Alcohol abuse is turning into a major issue in the US. About 14 million individuals in the United States which implies one in 13 adults are alcoholic in nature. Likewise, almost 50% of all grown-ups have a family history of alcohol addiction.

As indicated by US statistics, it has been discovered that separated or isolated men and ladies are three times more prone to be heavy drinkers or to have a liquor issue when contrasted with wedded couples. Indeed, drinking is one of the many purposes for separation or divorce. The propensity to drink has ended so many marriages and separated a number of families greater than you can even imagine.

Impacts of Alcoholism on marriages:

Liquor addiction is an illness with signs like: drinking alone, powerlessness to quit drinking and an impulse to drink. It is second nature for alcoholics to lie about their drinking. They rationalize their behaviors. Put the blame on others for their drinking and keep on using liquor while paying little heed to the outcomes. Subsequently, being hitched to a husband who drinks to excess can be a challenge for the wife. Here are some of the downsides of living with an alcoholic spouse:

Pain: When your significant other is an alcoholic, the sentiments of marital trouble will remain constantly high. An excessive amount of misery in married life can , in the long run, prompt disappointment from individuals who begin contemplating divorce.

Lack of communication: When a marriage is affected by alcoholism, the breakdown of communication may facilitate outrage causing less warmth and solidarity between married couples. Problems may go unaddressed such as family finances and sexual frequency. Choices in co-parenting may further stress the marriage

Shirking responsibilities: The alcoholic spouse may become unreliable in nature. They won’t engage in chores or tasks around the house. They may prioritize going to the bar down the street instead of their job across town.

Violence/Abuse: While influenced by alcohol, husbands are more likely to physically and/or emotionally abuse their wives and children. Alcohol addiction can increase aggessive behavior which may result in violence then injury. There’s no place for abuse in any relationship.


Take pictures of injuries that are a direct result of physical abuse. Retain all copies of police reports and hospital (emergency room) records.

Use the interwebs to find a practitioner of family law with whom you can discuss your legal options. Don’t forget to ask if they have experience in domestic abuse cases.

Once your mind is made up, gather up your children and belongings and go to a safe place. Be sure to take emergency money and credit cards, important documents ( birth certificates, SS cards, etc.) and clothing. If friends or relatives won’t make room for you then contact an abuse shelter.

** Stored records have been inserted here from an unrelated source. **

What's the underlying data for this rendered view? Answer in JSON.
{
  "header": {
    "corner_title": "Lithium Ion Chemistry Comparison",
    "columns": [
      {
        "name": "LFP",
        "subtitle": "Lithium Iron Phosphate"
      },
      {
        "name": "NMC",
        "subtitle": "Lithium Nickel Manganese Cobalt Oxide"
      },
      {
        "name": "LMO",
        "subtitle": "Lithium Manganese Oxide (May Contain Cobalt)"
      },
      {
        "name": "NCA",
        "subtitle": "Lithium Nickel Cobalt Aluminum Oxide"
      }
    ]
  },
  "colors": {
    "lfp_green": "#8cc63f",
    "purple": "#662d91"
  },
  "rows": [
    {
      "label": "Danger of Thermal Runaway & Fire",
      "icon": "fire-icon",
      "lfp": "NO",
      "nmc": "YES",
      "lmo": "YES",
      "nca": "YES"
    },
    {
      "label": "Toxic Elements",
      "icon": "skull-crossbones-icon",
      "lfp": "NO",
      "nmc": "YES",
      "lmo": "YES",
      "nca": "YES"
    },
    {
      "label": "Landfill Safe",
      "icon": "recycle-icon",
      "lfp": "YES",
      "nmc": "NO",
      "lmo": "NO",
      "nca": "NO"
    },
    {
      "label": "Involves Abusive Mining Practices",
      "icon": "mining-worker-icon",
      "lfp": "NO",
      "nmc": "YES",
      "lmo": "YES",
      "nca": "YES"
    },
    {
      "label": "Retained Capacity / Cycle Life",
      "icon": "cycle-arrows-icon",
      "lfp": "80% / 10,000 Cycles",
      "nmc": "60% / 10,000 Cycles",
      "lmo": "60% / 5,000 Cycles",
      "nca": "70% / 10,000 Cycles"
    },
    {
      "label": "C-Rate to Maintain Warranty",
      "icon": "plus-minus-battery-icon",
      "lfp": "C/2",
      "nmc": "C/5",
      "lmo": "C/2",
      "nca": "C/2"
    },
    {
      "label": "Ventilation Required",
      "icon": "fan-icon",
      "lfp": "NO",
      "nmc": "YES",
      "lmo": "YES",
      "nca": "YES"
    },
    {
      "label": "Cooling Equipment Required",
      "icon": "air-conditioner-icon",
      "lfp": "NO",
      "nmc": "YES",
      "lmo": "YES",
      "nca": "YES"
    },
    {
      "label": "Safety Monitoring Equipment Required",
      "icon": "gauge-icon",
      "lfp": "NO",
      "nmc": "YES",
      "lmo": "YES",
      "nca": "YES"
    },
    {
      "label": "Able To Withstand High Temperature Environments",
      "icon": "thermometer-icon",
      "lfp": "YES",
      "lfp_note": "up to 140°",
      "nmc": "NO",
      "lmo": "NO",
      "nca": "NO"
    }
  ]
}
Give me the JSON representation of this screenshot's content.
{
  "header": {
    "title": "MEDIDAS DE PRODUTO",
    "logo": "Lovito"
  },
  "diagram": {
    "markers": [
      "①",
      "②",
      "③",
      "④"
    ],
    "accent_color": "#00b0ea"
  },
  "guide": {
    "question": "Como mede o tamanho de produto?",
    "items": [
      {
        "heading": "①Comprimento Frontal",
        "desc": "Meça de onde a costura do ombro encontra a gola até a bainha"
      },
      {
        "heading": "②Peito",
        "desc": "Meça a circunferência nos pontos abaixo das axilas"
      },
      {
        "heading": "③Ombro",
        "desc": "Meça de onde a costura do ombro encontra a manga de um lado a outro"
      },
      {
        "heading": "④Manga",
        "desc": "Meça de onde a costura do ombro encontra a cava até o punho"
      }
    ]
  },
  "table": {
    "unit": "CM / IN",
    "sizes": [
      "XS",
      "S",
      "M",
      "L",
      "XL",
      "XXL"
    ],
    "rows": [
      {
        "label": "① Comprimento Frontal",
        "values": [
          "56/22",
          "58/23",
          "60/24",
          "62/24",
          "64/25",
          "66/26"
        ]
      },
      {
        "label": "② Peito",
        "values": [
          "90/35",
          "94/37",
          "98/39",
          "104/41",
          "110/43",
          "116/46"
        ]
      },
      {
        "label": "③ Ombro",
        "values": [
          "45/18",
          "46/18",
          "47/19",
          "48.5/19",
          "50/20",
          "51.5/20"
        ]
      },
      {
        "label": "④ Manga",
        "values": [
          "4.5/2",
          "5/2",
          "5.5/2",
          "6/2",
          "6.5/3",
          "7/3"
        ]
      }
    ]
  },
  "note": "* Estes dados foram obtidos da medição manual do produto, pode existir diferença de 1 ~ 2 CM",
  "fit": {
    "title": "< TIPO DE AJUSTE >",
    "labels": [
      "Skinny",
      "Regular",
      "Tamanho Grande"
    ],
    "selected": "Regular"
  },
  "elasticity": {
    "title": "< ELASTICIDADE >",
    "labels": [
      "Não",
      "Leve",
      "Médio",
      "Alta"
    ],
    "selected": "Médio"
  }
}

Your lawyer will have a lot of paperwork to go over with you so set aside a couple hours. They will discuss the divorce process with you then answer any questions you may have. Before the meeting you should write down all your questions.

Before meeting your lawyer and after writing your list of questions, make a separate list of all your marital assets.Bank account information, mortgage papers, credit card statements, title info, and tax statements should be collected then kept with your list of assets.

If all your papers are in order and you have the evidence you need you will find yourself divorced lickety-split. Take this time to make a new identity for yourself. Change your name and acquire a new Social Security card , driver’s license and so on. Above all, take the time to exhale and unwind.

You’ve just been through a very traumatic experience and you need to take time to heal. Before pursuing other relationships, you should work on any emotional baggage you may be taking into it.